Latitude Law
  • General Immigration

Are You Under Threat of Deportation? Checklist


Every state has the power to control the entry and residence of any non-citizens within its borders. Immigration laws in the UK regularly change, so it’s important to understand your rights and claims if you face deportation.

Gary McIndoe and Gemma Tracey of Latitude Law Solicitors, who have decades of experience in immigration law, recently published ‘Deportation – A Practical Guide’, which comprehensively outlines and examines the law, rules, and guidance on deportation processes. The below checklists are taken from this book and are designed to help you prepare for a case against deportation.

There are two possible checklists relating to certain EU citizens, and others.

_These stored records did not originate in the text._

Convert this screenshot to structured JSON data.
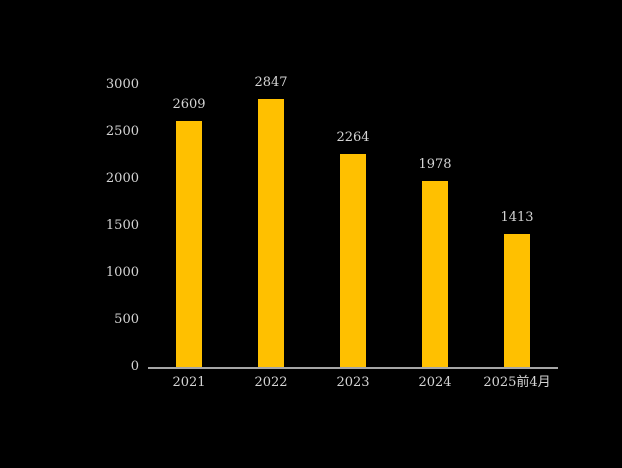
{
  "chart_data": {
    "type": "bar",
    "title": "",
    "xlabel": "",
    "ylabel": "",
    "categories": [
      "2021",
      "2022",
      "2023",
      "2024",
      "2025前4月"
    ],
    "values": [
      2609,
      2847,
      2264,
      1978,
      1413
    ],
    "value_labels": [
      "2609",
      "2847",
      "2264",
      "1978",
      "1413"
    ],
    "ylim": [
      0,
      3000
    ],
    "yticks": [
      0,
      500,
      1000,
      1500,
      2000,
      2500,
      3000
    ],
    "grid": false,
    "legend": null,
    "colors": {
      "background": "#000000",
      "bar": "#FFC000",
      "text": "#D4D4D4",
      "axis_line": "#A6A6A6"
    }
  }
}
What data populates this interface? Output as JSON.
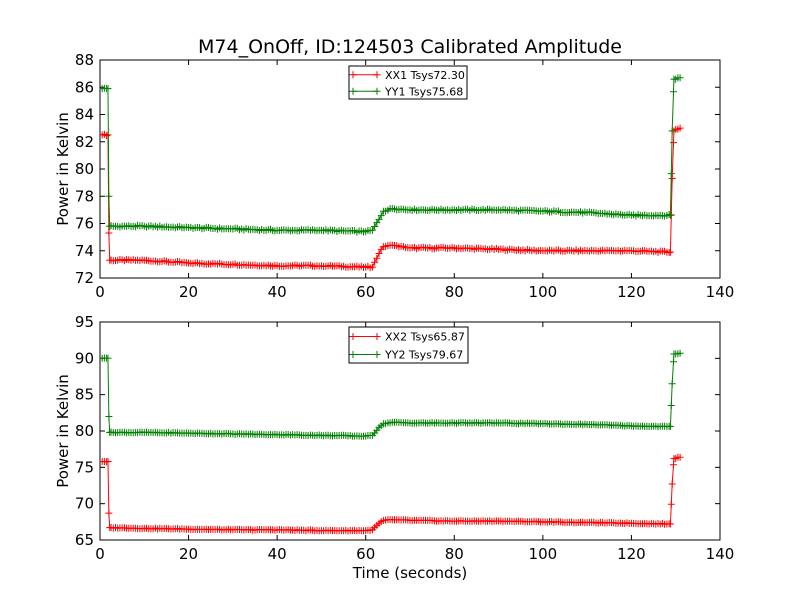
{
  "figure": {
    "title": "M74_OnOff, ID:124503 Calibrated Amplitude",
    "xlabel": "Time (seconds)"
  },
  "chart_data": [
    {
      "type": "line",
      "title": "M74_OnOff, ID:124503 Calibrated Amplitude",
      "xlabel": "",
      "ylabel": "Power in Kelvin",
      "xlim": [
        0,
        140
      ],
      "ylim": [
        72,
        88
      ],
      "xticks": [
        0,
        20,
        40,
        60,
        80,
        100,
        120,
        140
      ],
      "yticks": [
        72,
        74,
        76,
        78,
        80,
        82,
        84,
        86,
        88
      ],
      "legend_position": "top-center",
      "series": [
        {
          "name": "XX1 Tsys72.30",
          "color": "#ff0000",
          "keypoints": [
            [
              0.5,
              82.5
            ],
            [
              1.8,
              82.5
            ],
            [
              2.0,
              75.3
            ],
            [
              2.2,
              73.3
            ],
            [
              10,
              73.3
            ],
            [
              20,
              73.1
            ],
            [
              30,
              73.0
            ],
            [
              40,
              72.9
            ],
            [
              50,
              72.9
            ],
            [
              60,
              72.8
            ],
            [
              61.5,
              72.8
            ],
            [
              63,
              73.8
            ],
            [
              64,
              74.3
            ],
            [
              66,
              74.4
            ],
            [
              70,
              74.2
            ],
            [
              80,
              74.2
            ],
            [
              90,
              74.1
            ],
            [
              100,
              74.0
            ],
            [
              110,
              74.0
            ],
            [
              120,
              74.0
            ],
            [
              128.8,
              73.9
            ],
            [
              129.2,
              79.3
            ],
            [
              129.6,
              82.8
            ],
            [
              131,
              83.0
            ]
          ]
        },
        {
          "name": "YY1 Tsys75.68",
          "color": "#008000",
          "keypoints": [
            [
              0.5,
              85.9
            ],
            [
              1.8,
              85.9
            ],
            [
              2.0,
              78.0
            ],
            [
              2.2,
              75.8
            ],
            [
              10,
              75.8
            ],
            [
              20,
              75.7
            ],
            [
              30,
              75.6
            ],
            [
              40,
              75.5
            ],
            [
              50,
              75.5
            ],
            [
              60,
              75.4
            ],
            [
              61.5,
              75.5
            ],
            [
              63,
              76.3
            ],
            [
              64,
              76.9
            ],
            [
              66,
              77.1
            ],
            [
              70,
              77.0
            ],
            [
              80,
              77.0
            ],
            [
              90,
              77.0
            ],
            [
              100,
              76.9
            ],
            [
              110,
              76.8
            ],
            [
              120,
              76.6
            ],
            [
              128.8,
              76.6
            ],
            [
              129.2,
              82.8
            ],
            [
              129.6,
              86.6
            ],
            [
              131,
              86.7
            ]
          ]
        }
      ]
    },
    {
      "type": "line",
      "title": "",
      "xlabel": "Time (seconds)",
      "ylabel": "Power in Kelvin",
      "xlim": [
        0,
        140
      ],
      "ylim": [
        65,
        95
      ],
      "xticks": [
        0,
        20,
        40,
        60,
        80,
        100,
        120,
        140
      ],
      "yticks": [
        65,
        70,
        75,
        80,
        85,
        90,
        95
      ],
      "legend_position": "top-center",
      "series": [
        {
          "name": "XX2 Tsys65.87",
          "color": "#ff0000",
          "keypoints": [
            [
              0.5,
              75.8
            ],
            [
              1.8,
              75.8
            ],
            [
              2.0,
              68.7
            ],
            [
              2.2,
              66.7
            ],
            [
              10,
              66.6
            ],
            [
              20,
              66.5
            ],
            [
              30,
              66.4
            ],
            [
              40,
              66.4
            ],
            [
              50,
              66.3
            ],
            [
              60,
              66.3
            ],
            [
              61.5,
              66.4
            ],
            [
              63,
              67.3
            ],
            [
              64,
              67.7
            ],
            [
              66,
              67.8
            ],
            [
              70,
              67.7
            ],
            [
              80,
              67.6
            ],
            [
              90,
              67.6
            ],
            [
              100,
              67.5
            ],
            [
              110,
              67.4
            ],
            [
              120,
              67.3
            ],
            [
              128.8,
              67.2
            ],
            [
              129.2,
              72.7
            ],
            [
              129.6,
              76.2
            ],
            [
              131,
              76.4
            ]
          ]
        },
        {
          "name": "YY2 Tsys79.67",
          "color": "#008000",
          "keypoints": [
            [
              0.5,
              90.0
            ],
            [
              1.8,
              90.0
            ],
            [
              2.0,
              82.0
            ],
            [
              2.2,
              79.8
            ],
            [
              10,
              79.8
            ],
            [
              20,
              79.7
            ],
            [
              30,
              79.6
            ],
            [
              40,
              79.5
            ],
            [
              50,
              79.4
            ],
            [
              60,
              79.3
            ],
            [
              61.5,
              79.4
            ],
            [
              63,
              80.5
            ],
            [
              64,
              81.0
            ],
            [
              66,
              81.2
            ],
            [
              70,
              81.1
            ],
            [
              80,
              81.1
            ],
            [
              90,
              81.1
            ],
            [
              100,
              81.0
            ],
            [
              110,
              80.9
            ],
            [
              120,
              80.7
            ],
            [
              128.8,
              80.6
            ],
            [
              129.2,
              86.5
            ],
            [
              129.6,
              90.6
            ],
            [
              131,
              90.7
            ]
          ]
        }
      ]
    }
  ]
}
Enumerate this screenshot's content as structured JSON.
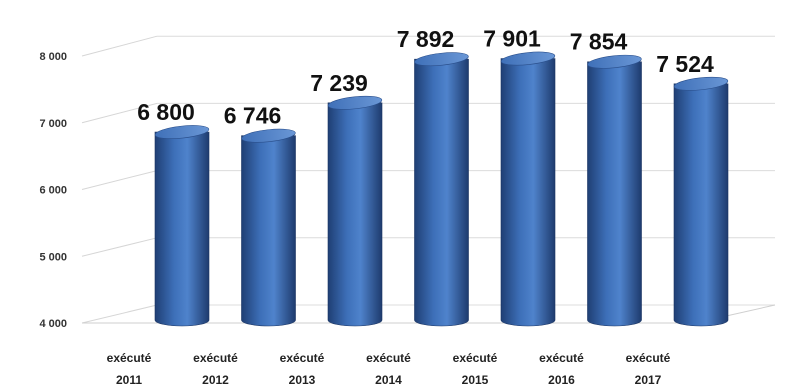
{
  "chart_data": {
    "type": "bar",
    "categories": [
      [
        "exécuté",
        "2011"
      ],
      [
        "exécuté",
        "2012"
      ],
      [
        "exécuté",
        "2013"
      ],
      [
        "exécuté",
        "2014"
      ],
      [
        "exécuté",
        "2015"
      ],
      [
        "exécuté",
        "2016"
      ],
      [
        "exécuté",
        "2017"
      ]
    ],
    "values": [
      6800,
      6746,
      7239,
      7892,
      7901,
      7854,
      7524
    ],
    "data_labels": [
      "6 800",
      "6 746",
      "7 239",
      "7 892",
      "7 901",
      "7 854",
      "7 524"
    ],
    "yticks": [
      {
        "value": 4000,
        "label": "4 000"
      },
      {
        "value": 5000,
        "label": "5 000"
      },
      {
        "value": 6000,
        "label": "6 000"
      },
      {
        "value": 7000,
        "label": "7 000"
      },
      {
        "value": 8000,
        "label": "8 000"
      }
    ],
    "ylim": [
      4000,
      8000
    ],
    "grid": true,
    "style": "3d-cylinder",
    "bar_color": "#3a67ad",
    "title": "",
    "xlabel": "",
    "ylabel": ""
  }
}
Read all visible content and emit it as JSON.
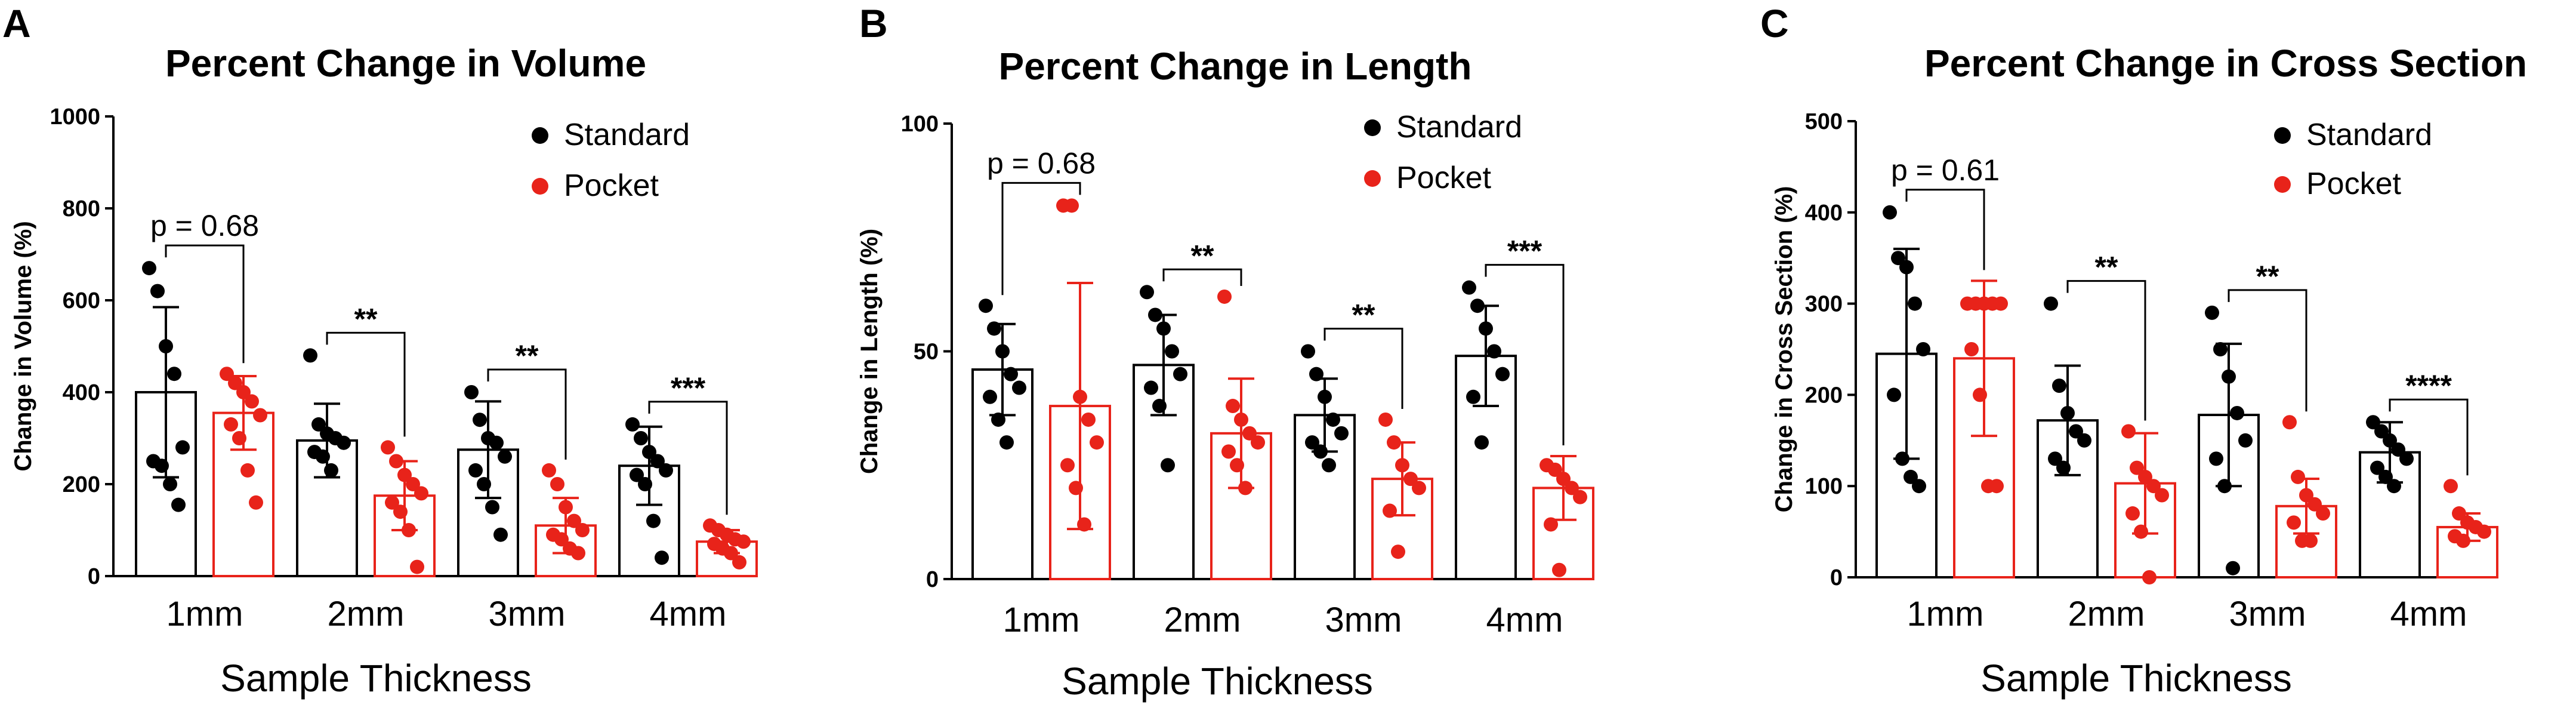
{
  "figure": {
    "colors": {
      "standard": "#000000",
      "pocket": "#e8231a"
    },
    "legend_placement": "top-right",
    "panels": [
      {
        "letter": "A",
        "chart_data": {
          "type": "bar",
          "title": "Percent Change in Volume",
          "xlabel": "Sample Thickness",
          "ylabel": "Change in Volume (%)",
          "ylim": [
            0,
            1000
          ],
          "yticks": [
            "0",
            "200",
            "400",
            "600",
            "800",
            "1000"
          ],
          "categories": [
            "1mm",
            "2mm",
            "3mm",
            "4mm"
          ],
          "series": [
            {
              "name": "Standard",
              "color": "#000000",
              "values": [
                400,
                295,
                275,
                240
              ],
              "sd": [
                185,
                80,
                105,
                85
              ],
              "points": [
                [
                  670,
                  620,
                  500,
                  440,
                  280,
                  250,
                  240,
                  200,
                  155
                ],
                [
                  480,
                  330,
                  310,
                  300,
                  290,
                  270,
                  260,
                  230
                ],
                [
                  400,
                  340,
                  300,
                  290,
                  260,
                  230,
                  200,
                  150,
                  90
                ],
                [
                  330,
                  300,
                  270,
                  250,
                  230,
                  220,
                  200,
                  120,
                  40
                ]
              ]
            },
            {
              "name": "Pocket",
              "color": "#e8231a",
              "values": [
                355,
                175,
                110,
                75
              ],
              "sd": [
                80,
                75,
                60,
                25
              ],
              "points": [
                [
                  440,
                  420,
                  400,
                  380,
                  350,
                  330,
                  300,
                  230,
                  160
                ],
                [
                  280,
                  250,
                  220,
                  200,
                  180,
                  160,
                  140,
                  100,
                  20
                ],
                [
                  230,
                  200,
                  150,
                  120,
                  100,
                  90,
                  80,
                  60,
                  50
                ],
                [
                  110,
                  100,
                  90,
                  80,
                  75,
                  70,
                  60,
                  50,
                  30
                ]
              ]
            }
          ],
          "annotations": [
            "p = 0.68",
            "**",
            "**",
            "***"
          ],
          "legend": "top-right",
          "grid": false
        }
      },
      {
        "letter": "B",
        "chart_data": {
          "type": "bar",
          "title": "Percent Change in Length",
          "xlabel": "Sample Thickness",
          "ylabel": "Change in Length (%)",
          "ylim": [
            0,
            100
          ],
          "yticks": [
            "0",
            "50",
            "100"
          ],
          "categories": [
            "1mm",
            "2mm",
            "3mm",
            "4mm"
          ],
          "series": [
            {
              "name": "Standard",
              "color": "#000000",
              "values": [
                46,
                47,
                36,
                49
              ],
              "sd": [
                10,
                11,
                8,
                11
              ],
              "points": [
                [
                  60,
                  55,
                  50,
                  45,
                  42,
                  40,
                  35,
                  30
                ],
                [
                  63,
                  58,
                  55,
                  50,
                  45,
                  42,
                  38,
                  25
                ],
                [
                  50,
                  45,
                  40,
                  35,
                  32,
                  30,
                  28,
                  25
                ],
                [
                  64,
                  60,
                  55,
                  50,
                  45,
                  40,
                  30
                ]
              ]
            },
            {
              "name": "Pocket",
              "color": "#e8231a",
              "values": [
                38,
                32,
                22,
                20
              ],
              "sd": [
                27,
                12,
                8,
                7
              ],
              "points": [
                [
                  82,
                  82,
                  40,
                  35,
                  30,
                  25,
                  20,
                  12
                ],
                [
                  62,
                  38,
                  35,
                  32,
                  30,
                  28,
                  25,
                  20
                ],
                [
                  35,
                  30,
                  25,
                  22,
                  20,
                  15,
                  6
                ],
                [
                  25,
                  24,
                  22,
                  20,
                  18,
                  12,
                  2
                ]
              ]
            }
          ],
          "annotations": [
            "p = 0.68",
            "**",
            "**",
            "***"
          ],
          "legend": "top-right",
          "grid": false
        }
      },
      {
        "letter": "C",
        "chart_data": {
          "type": "bar",
          "title": "Percent Change in Cross Section",
          "xlabel": "Sample Thickness",
          "ylabel": "Change in Cross Section (%)",
          "ylim": [
            0,
            500
          ],
          "yticks": [
            "0",
            "100",
            "200",
            "300",
            "400",
            "500"
          ],
          "categories": [
            "1mm",
            "2mm",
            "3mm",
            "4mm"
          ],
          "series": [
            {
              "name": "Standard",
              "color": "#000000",
              "values": [
                245,
                172,
                178,
                137
              ],
              "sd": [
                115,
                60,
                78,
                33
              ],
              "points": [
                [
                  400,
                  350,
                  340,
                  300,
                  250,
                  200,
                  130,
                  110,
                  100
                ],
                [
                  300,
                  210,
                  180,
                  160,
                  150,
                  130,
                  120
                ],
                [
                  290,
                  250,
                  220,
                  180,
                  150,
                  130,
                  100,
                  10
                ],
                [
                  170,
                  160,
                  150,
                  140,
                  130,
                  120,
                  110,
                  100
                ]
              ]
            },
            {
              "name": "Pocket",
              "color": "#e8231a",
              "values": [
                240,
                103,
                78,
                55
              ],
              "sd": [
                85,
                55,
                30,
                15
              ],
              "points": [
                [
                  300,
                  300,
                  300,
                  300,
                  300,
                  250,
                  200,
                  100,
                  100
                ],
                [
                  160,
                  120,
                  110,
                  100,
                  90,
                  70,
                  50,
                  0
                ],
                [
                  170,
                  110,
                  90,
                  80,
                  70,
                  60,
                  40,
                  40
                ],
                [
                  100,
                  70,
                  60,
                  55,
                  50,
                  45,
                  40
                ]
              ]
            }
          ],
          "annotations": [
            "p = 0.61",
            "**",
            "**",
            "****"
          ],
          "legend": "top-right",
          "grid": false
        }
      }
    ]
  }
}
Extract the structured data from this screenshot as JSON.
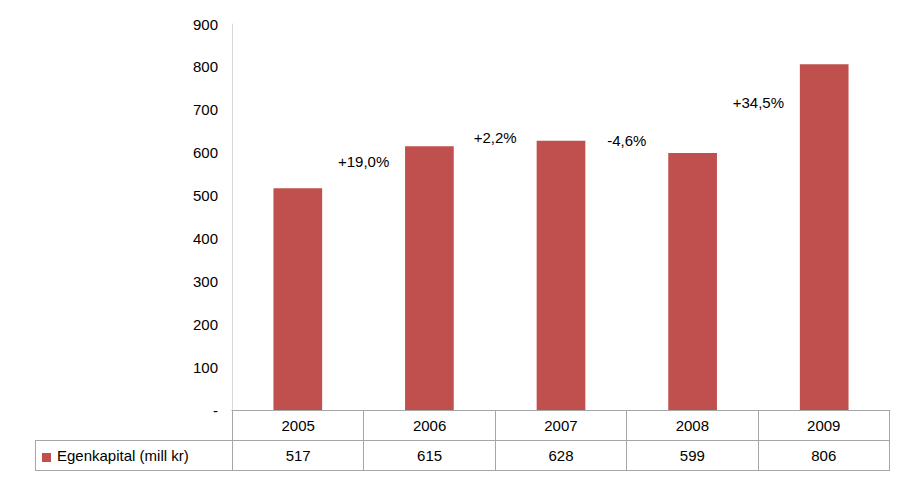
{
  "chart_data": {
    "type": "bar",
    "categories": [
      "2005",
      "2006",
      "2007",
      "2008",
      "2009"
    ],
    "series": [
      {
        "name": "Egenkapital (mill kr)",
        "color": "#c0504d",
        "values": [
          517,
          615,
          628,
          599,
          806
        ]
      }
    ],
    "annotations": [
      "+19,0%",
      "+2,2%",
      "-4,6%",
      "+34,5%"
    ],
    "ylim": [
      0,
      900
    ],
    "yticks": [
      {
        "value": 0,
        "label": "-"
      },
      100,
      200,
      300,
      400,
      500,
      600,
      700,
      800,
      900
    ],
    "grid": false
  }
}
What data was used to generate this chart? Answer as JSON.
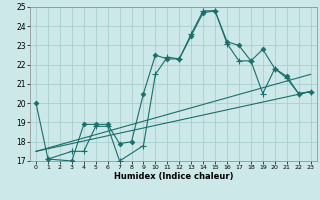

Certain EU Citizens – Checklist


If you are an EU citizen and your offence dates from before 31st December 2020, the checklist below will help you to prepare and provide as much relevant information as you can for solicitors representing you to give you the best chance of succeeding against the deportation offence.

About You

  1. What is your date of birth?
  2. When and how did you acquire EU citizenship?
  3. When did you first arrive in the UK?
  4. Do you have a claim to British citizenship?
    Provide information relating to your birth, and your parents’ birth/nationality.
  5. Have you been issued a registration certificate or permanent residence under the EEA Regulations, or perhaps limited/indefinite leave to remain under Appendix EU of the Immigration Rules?

Background Information

  1. What have you done since arriving in the UK?
    It is no longer necessary to prove that you have continuously undertaken a qualifying activity (e.g. work, studies), but it would be useful to provide a background of your activities, in the hope you can prove that the offence is out of character.
  2. Have you lived in the UK continuously since your arrival, or have you left the UK during your time here (see Regulation 3 of the 2016 Regulations and Appendix EU of the Immigration Rules)?
  3. What evidence can we provide to prove your continuous residence?
    Evidence could include passports, payslips, HMRC records, bank statements, contract of employment, letters from employers/doctors/dentists, utility bills, tenancy agreements, etc.

The Offence

  1. Provide details of the offence that resulted in the commencement of deportation proceedings (date of offence, date of sentencing, length of sentence, did you plead guilty, etc.).
  2. Have you accepted responsibility for the offence?
    This is not an opportunity to re-hear your criminal case.
  3. Have you taken any steps to reduce the likelihood of reoffending?
    This could include attending any courses while in custody.
  4. Does a pre-sentence report exist?
    A pre-sentence report is a document written by a probation officer following an interview with you. The report provides the court with information about you including your background, family, education, career and any responsibilities that you may have.
  5. Is this your first and only offence, or have you been convicted of any other offences in the UK/outside of the UK?

Ties to the UK

  1. What are your ties to the UK? Do you have a partner, children, family, friends, etc.?
  2. What are the reasons why you don’t want to leave the UK?

All Other Cases – Checklist


The law and deportation rules are different for all others cases. It is important to provide information as to how you arrived in the UK, as well as your birth nationality and that of your parents, as there may be ways to claim British citizenship in this way.

You should prepare answers to the questions below, providing as much relevant detail as possible, as this will help your solicitor build a case for you.

Basic Information

  1. What is your nationality?
  2. What is your date of birth?
  3. When did you first arrive in the UK?
  4. How did you arrive in the UK? Was this legally or clandestinely (i.e. in a secretive way, non-officially)?
  5. Have you ever held lawful status in the UK (i.e. a valid visa and permission to be in the country)? If so, what status was held?
    Give details of this.
  6. Do you have a claim to British citizenship?
    Provide information relating to your birth, and your parents’ birth/nationality.

Background Information

  1. What have you done since arriving in the UK?
    Provide details of any employment, studies, etc.
  2. Have you lived in the UK continuously since your arrival, or has your continuous residence been broken by absences outside of the UK?
  3. What evidence can we provide to prove your continuous residence?
    Evidence could include: passports, payslips, HMRC records, bank statements, contract of employment, letters from employers/doctors/dentists, utility bills, tenancy agreements, etc.

The Offence

  1. Details of the offence that started the deportation proceedings (date of offence, date of sentencing, length of sentence, did you plead guilty, etc.)
  2. Have you accepted responsibility for the offence?
  3. Have you taken any steps to reduce the likelihood of reoffending, for example, taking any courses while in custody?
  4. Does a pre-sentence report exist?
    A pre-sentence report is a document written by a probation officer following an interview with you. The report provides the court with information about you including your background, family, education, career and any responsibilities that you may have.
  5. Is this your first and only offence, or have you been convicted of any other offences in the UK/outside of the UK?

Ties to the UK

  1. What are your ties to the UK – do you have a partner, children, family, friends, etc?
  2. What are the reasons why you don’t want to leave the UK, including information about potential asylum grounds?